CULTIVAR DIFFERENCE IN SENSITIVITY TO CHILLING INJURY OF ANTHURIUM FLOWERS (ANTHURIUM ANDRAEANUM) DURING LOW TEMPERATURE STORAGE
Anthurium is an important economic cut flower in world trade, but its storage life is limited due to chilling injury (CI) when stored at temperature lower than 12°C. Wilting of the spadix, purpling and browning of the spathe are the main symptoms of CI. The effects of low temperature on CI and flower senescence were investigated in five anthurium cultivars, namely Tropical (red spathe), Casino (orange spathe), Cheers (pink spathe), Angel (white spathe) and Pistache (green spathe). Cut flowers were packed wet in fiberboard carton boxes and then stored at 4 and 12°C (85-90% RH). The results showed that cut flowers stored at 4°C developed CI more rapidly than those stored at 12°C. Cultivar Cheers was the most sensitive to CI when stored at 4°C for four days and showed visible CI symptoms of dried spadix and spathe turned pink and dark brown.
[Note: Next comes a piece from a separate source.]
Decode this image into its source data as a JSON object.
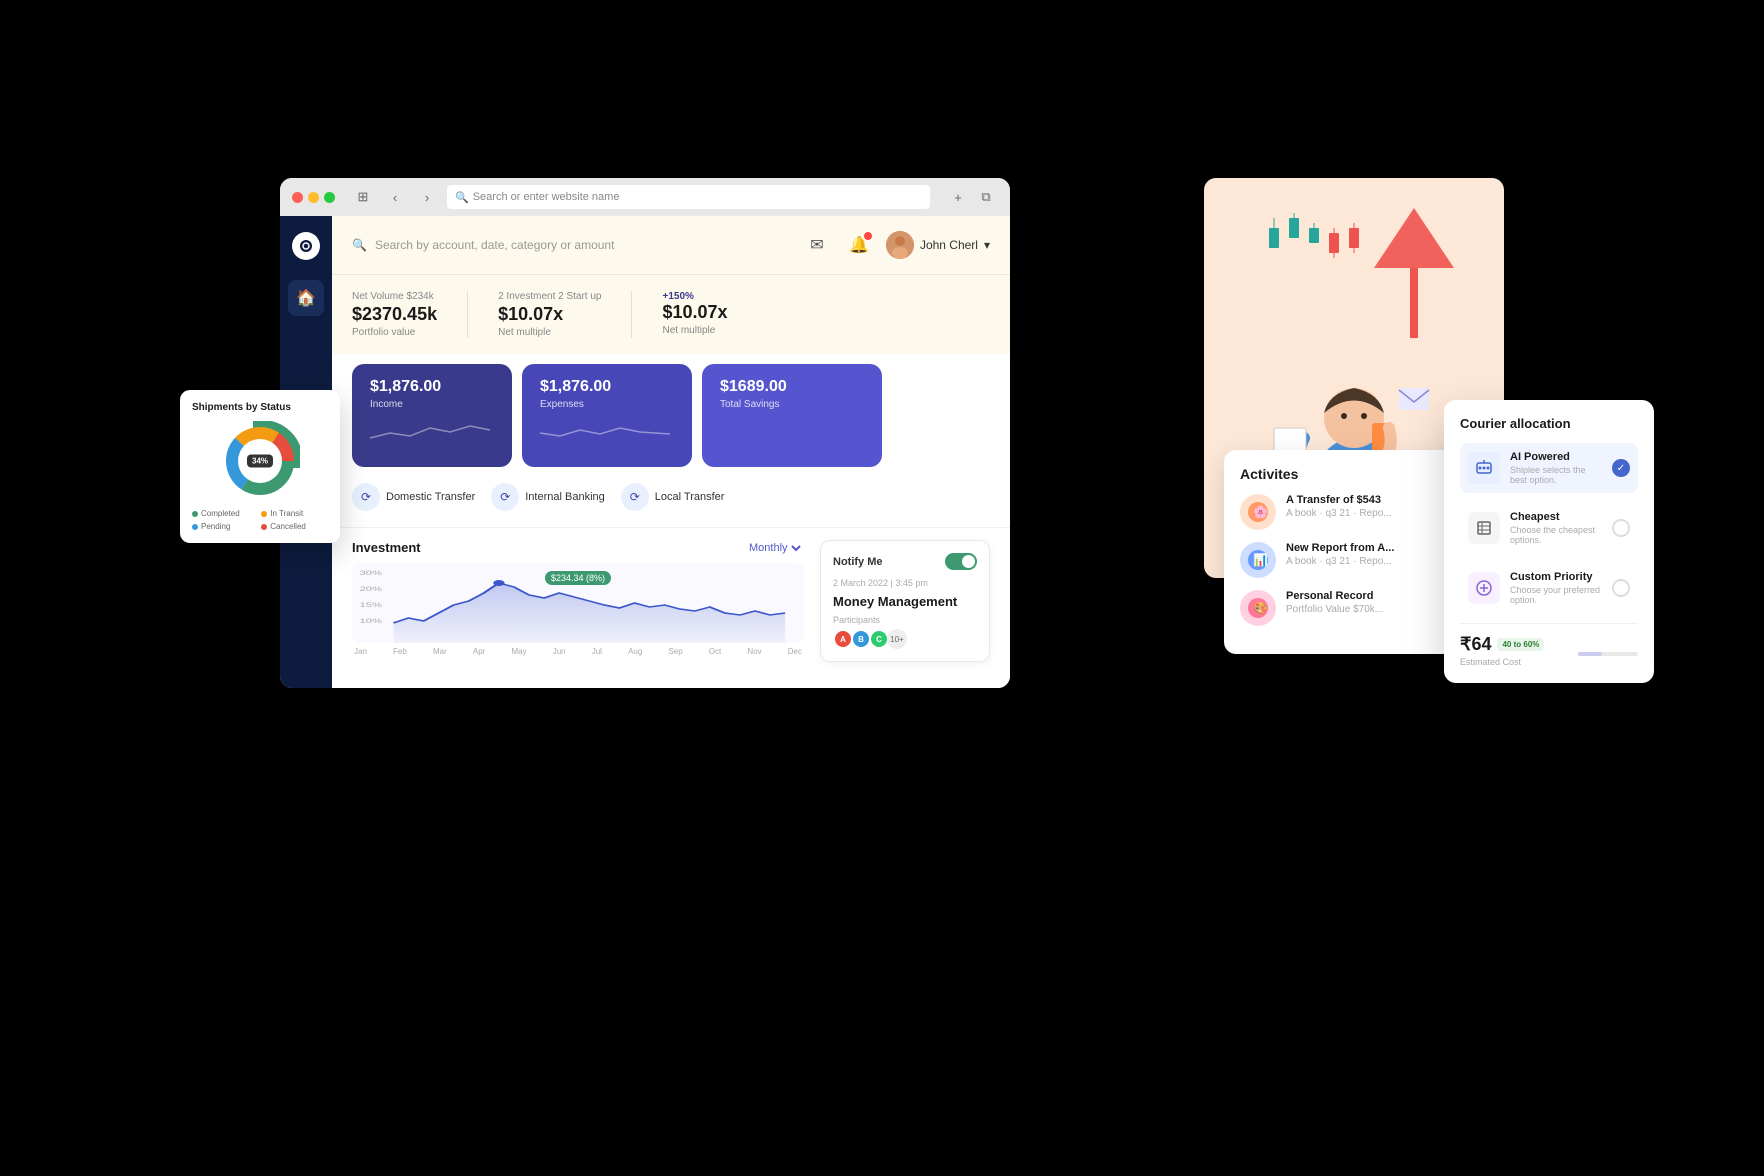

Moreover, increasing in electrolyte leakage, rate of respiration and weight loss percentage of the spathe, and the shortest vase life (15 days) was found. Whereas CI symptoms, electrolyte leakage, rate of respiration and weight loss were the lowest in Casino and vase life was 28 days. Changes in membrane lipid oxidation in anthurium spathe during low temperature storage were investigated. The results showed that Cheers showed highest electrolyte leakage, TBA-reactive compounds and lipoxygenase activity throughout the storage period at 4°C and it was accompanied by dramatical increase in CI symptoms. These data suggest that CI at 4°C is related to an increase in the membrane lipid oxidation.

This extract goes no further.